One way to say it is that there's a separate ladder for ability to teach the thing. You can get to e.g. the postrigorous stage in mathematics and still be bad at teaching, which requires different skills, like the ability to model students and a sense of what their most likely struggles are with various topics.

Here we go: the pattern of this conversation is "first correction, second correction, accurate belief" (see growth triplets).

Naive view: "learn from masters"

The OP is the first correction: "learn from people just above you"

Your comment is the second correction: "there are cases where teacher's advice is better quality"

The accurate belief takes all of this into account: "it's best learn from multiple people in a way that balances wisdom against accessibility"

I worry that some kind of fallacy of grey is going on here which loses despite being technically more accurate.

[Note: I'm not sure if this was your concern - let me know if what I write below seems off the mark.]

The most accurate belief is rarely the best advice to give; there is a reason why these corrections tend to happen in a certain order. People holding the naive view need to hear the first correction, those who overcompensated need to hear the second correction.
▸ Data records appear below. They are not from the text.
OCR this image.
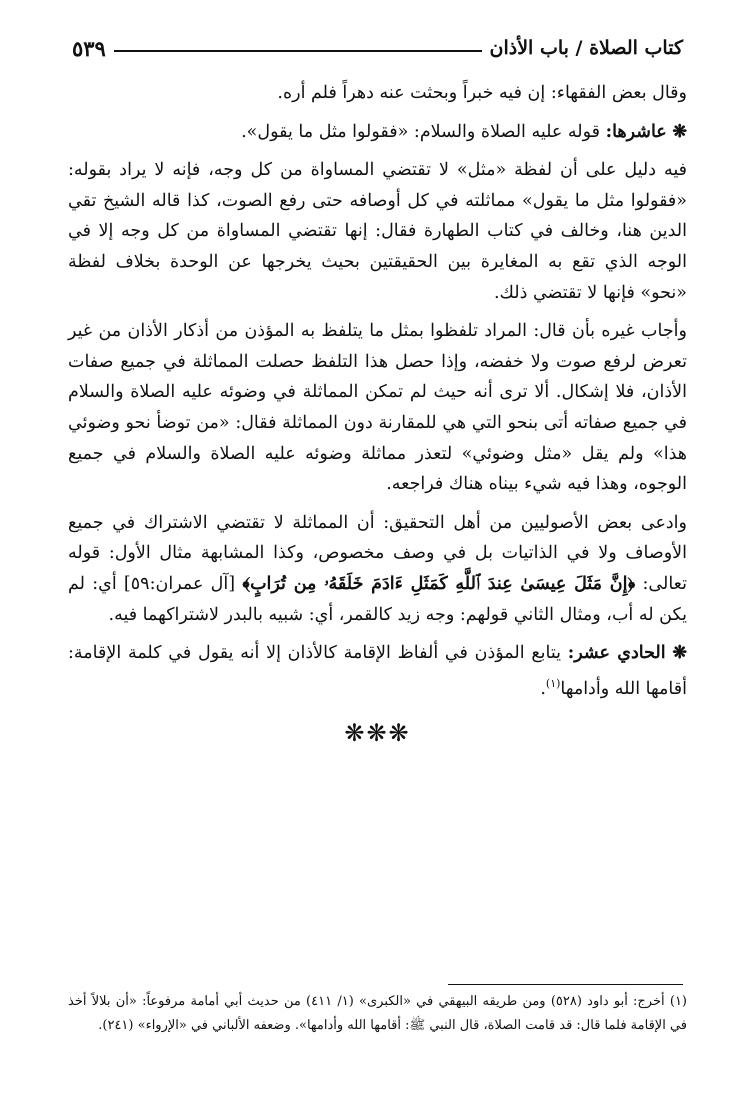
كتاب الصلاة / باب الأذان
٥٣٩

وقال بعض الفقهاء: إن فيه خبراً وبحثت عنه دهراً فلم أره.

❋ عاشرها: قوله عليه الصلاة والسلام: «فقولوا مثل ما يقول».

فيه دليل على أن لفظة «مثل» لا تقتضي المساواة من كل وجه، فإنه لا يراد بقوله: «فقولوا مثل ما يقول» مماثلته في كل أوصافه حتى رفع الصوت، كذا قاله الشيخ تقي الدين هنا، وخالف في كتاب الطهارة فقال: إنها تقتضي المساواة من كل وجه إلا في الوجه الذي تقع به المغايرة بين الحقيقتين بحيث يخرجها عن الوحدة بخلاف لفظة «نحو» فإنها لا تقتضي ذلك.

وأجاب غيره بأن قال: المراد تلفظوا بمثل ما يتلفظ به المؤذن من أذكار الأذان من غير تعرض لرفع صوت ولا خفضه، وإذا حصل هذا التلفظ حصلت المماثلة في جميع صفات الأذان، فلا إشكال. ألا ترى أنه حيث لم تمكن المماثلة في وضوئه عليه الصلاة والسلام في جميع صفاته أتى بنحو التي هي للمقارنة دون المماثلة فقال: «من توضأ نحو وضوئي هذا» ولم يقل «مثل وضوئي» لتعذر مماثلة وضوئه عليه الصلاة والسلام في جميع الوجوه، وهذا فيه شيء بيناه هناك فراجعه.

وادعى بعض الأصوليين من أهل التحقيق: أن المماثلة لا تقتضي الاشتراك في جميع الأوصاف ولا في الذاتيات بل في وصف مخصوص، وكذا المشابهة مثال الأول: قوله تعالى: ﴿إِنَّ مَثَلَ عِيسَىٰ عِندَ ٱللَّهِ كَمَثَلِ ءَادَمَ خَلَقَهُۥ مِن تُرَابٍ﴾ [آل عمران:٥٩] أي: لم يكن له أب، ومثال الثاني قولهم: وجه زيد كالقمر، أي: شبيه بالبدر لاشتراكهما فيه.

❋ الحادي عشر: يتابع المؤذن في ألفاظ الإقامة كالأذان إلا أنه يقول في كلمة الإقامة: أقامها الله وأدامها$^{(١)}$.

❋❋❋

(١) أخرج: أبو داود (٥٢٨) ومن طريقه البيهقي في «الكبرى» (١/ ٤١١) من حديث أبي أمامة مرفوعاً: «أن بلالاً أخذ في الإقامة فلما قال: قد قامت الصلاة، قال النبي ﷺ: أقامها الله وأدامها». وضعفه الألباني في «الإرواء» (٢٤١).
The technically most accurate view is the one that the fewest people need to hear.

I invoke this pattern to forestall a useless conversation about whose advice is objectively best.

In fact, I think it would be a good practice to always before giving advice, do your best to trace back to the naive view and count the reversals, and inform your reader on which level you are advising. (This is surprisingly doable if you bother to do it.)

In fact, I think it would be a good practice to always before giving advice, do your best to trace back to the naive view and count the reversals, and inform your reader on which level you are advising. (This is surprisingly doable if you bother to do it.)

I quite like this.


This is in no way a substantive comment on the actual material here, but it amused me and might amuse someone else:

When I saw the title of this post on the front page, I thought "Hmm, I wonder whether that's ladders in the usual sort of metaphorical sense, or ladders as in Go -- perhaps there's some interesting analogy between those and teaching. Probably just the usual metaphor and nothing to do with Go." Then I started reading the article and saw the words "Kiseido Go Server" and thought "Huh, I guess it's some clever Go analogy after all." And then I read the rest of the sentence and was enlightened :-). A nice little seesaw, and I half-wonder whether the ambiguity in the title was deliberate.

The example of Go is worth diving into more detail. There's a type of game a master can play with a student which is explicitly called a teaching game, in which the master's goal is explicitly to optimize for the student's learning as opposed to winning. Done right these can probably be extremely educational, but they don't scale well since masters just don't have that much time.

Unfortunately I didn't notice that and can't think of a good way to make it work.

I think this works well for mental activities like math or Go, but it's much less effective for physical skills. Say you're trying to learn tennis as an absolute beginner. If you try to learn it from someone only slightly better than you, you will inevitably learn bad/incorrect/inefficient habits when you should have just learned from the 'master' to start.